Forse il più multi etnico, multiculturale cui io abbia mai partecipato. Gente dalle Filippine, Mongolia, Cina, Russia asiatica, India e Australia quelli che sono arrivati da più lontano. Poi Finlandia, Russia Europea, Ucraina, Germania per ovvi motivi, Belgio, Olanda, Portogallo  (Il padre della sposa) Inghilterra e Scozia,  Italia (quasi tutte le regioni, nessuno del Molise e della Campania, però due sardi e un triestino) e spingendosi ancora più ad ovest Guyana Britannica, la terra d’origine della sposa con famiglia e amici, Stati Uniti e Canada. Insomma sono stati due giorni all’insegna del più improbabile melting-pop, fatto di un italinglish straordinario, tanto che ogni imbarazzo è stato ampiamente superato. Voi anche per gli “spritz” consumati, soprattutto da chi, con gli alcolici ha degli stop imposti  piuttosto pressanti. Voi anche per il vino italiano che ha scorso a fiumi. Altro che il vinello tedesco, un bianchetto un po’ anemico, che contro i nostri rossi “de panza” , ben poco ha poturo fare.  I tedeschi si sono difesi egregiamente con la birra e i wurstel e lo stinco di maiale (Non c’è storia il loro è veramente un giulebbe), poi però … Il deserto. Assolutamente. Comunque la festa è riuscita gli sposi si sono sposati e amici e parenti li hanno festeggiati e se l’inglese non era marca Oxford, ma … Marca Leone, si sorrideva sempre e comunque, tanto che le rughe del sorriso si sono impresse nel cuore di ciascuno e per una volta il cuore non è stato solo una pompa.

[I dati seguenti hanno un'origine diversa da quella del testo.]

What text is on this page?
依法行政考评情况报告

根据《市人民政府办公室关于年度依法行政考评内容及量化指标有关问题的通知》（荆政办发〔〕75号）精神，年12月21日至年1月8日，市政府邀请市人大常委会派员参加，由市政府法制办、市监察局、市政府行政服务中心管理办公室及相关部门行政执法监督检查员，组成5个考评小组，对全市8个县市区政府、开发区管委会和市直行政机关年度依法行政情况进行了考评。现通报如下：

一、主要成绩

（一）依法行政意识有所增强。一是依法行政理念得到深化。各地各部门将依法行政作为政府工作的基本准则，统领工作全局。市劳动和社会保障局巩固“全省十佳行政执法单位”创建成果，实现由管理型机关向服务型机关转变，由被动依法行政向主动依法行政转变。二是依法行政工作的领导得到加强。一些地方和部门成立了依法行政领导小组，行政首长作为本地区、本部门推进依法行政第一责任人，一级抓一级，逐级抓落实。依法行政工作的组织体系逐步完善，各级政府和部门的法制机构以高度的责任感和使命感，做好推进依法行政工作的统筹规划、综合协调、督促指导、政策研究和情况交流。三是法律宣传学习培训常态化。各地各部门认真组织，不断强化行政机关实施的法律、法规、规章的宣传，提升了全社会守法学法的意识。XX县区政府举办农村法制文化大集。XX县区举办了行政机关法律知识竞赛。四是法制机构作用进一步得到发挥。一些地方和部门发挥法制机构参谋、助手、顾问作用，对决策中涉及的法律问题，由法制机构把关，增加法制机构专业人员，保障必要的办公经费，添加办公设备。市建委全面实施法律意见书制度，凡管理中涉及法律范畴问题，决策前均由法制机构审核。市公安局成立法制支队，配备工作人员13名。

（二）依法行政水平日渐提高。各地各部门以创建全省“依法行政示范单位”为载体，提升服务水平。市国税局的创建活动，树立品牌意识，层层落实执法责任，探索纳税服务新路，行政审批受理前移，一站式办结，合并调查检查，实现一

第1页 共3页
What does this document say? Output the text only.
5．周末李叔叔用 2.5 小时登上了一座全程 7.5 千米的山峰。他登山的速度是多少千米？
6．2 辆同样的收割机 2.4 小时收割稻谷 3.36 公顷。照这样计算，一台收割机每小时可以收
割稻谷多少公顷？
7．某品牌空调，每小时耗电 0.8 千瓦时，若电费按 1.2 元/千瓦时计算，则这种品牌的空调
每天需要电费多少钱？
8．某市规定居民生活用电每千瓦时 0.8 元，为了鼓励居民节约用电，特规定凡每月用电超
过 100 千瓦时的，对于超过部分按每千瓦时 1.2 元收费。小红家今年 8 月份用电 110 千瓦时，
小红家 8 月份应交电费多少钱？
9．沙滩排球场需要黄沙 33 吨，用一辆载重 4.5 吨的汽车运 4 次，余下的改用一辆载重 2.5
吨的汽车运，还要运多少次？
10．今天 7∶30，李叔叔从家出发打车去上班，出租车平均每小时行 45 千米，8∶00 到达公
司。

Ora si è tornati alla normalità, al caldo e alla quotidiana frustrazione.

Ci si sente tra un po’ … Tra tanto … Nin zò!

ps: A proposito, gli sposi abitano nel paese natale di Vettel. Si il campione automobilistico. Come sempre , “nemo propheta in patria” c’è un negozietto che ha esposto una fotografia e neanche autenticata dal campione, del campione stesso. Un negozio di sguincio, che se non guardi in vetrina e ti accorgi che quella foto è assolutamente fuori luogo, mai più immagineresti che Vettel, ogni tanto ci passa anche davanti. Così va il il mondo.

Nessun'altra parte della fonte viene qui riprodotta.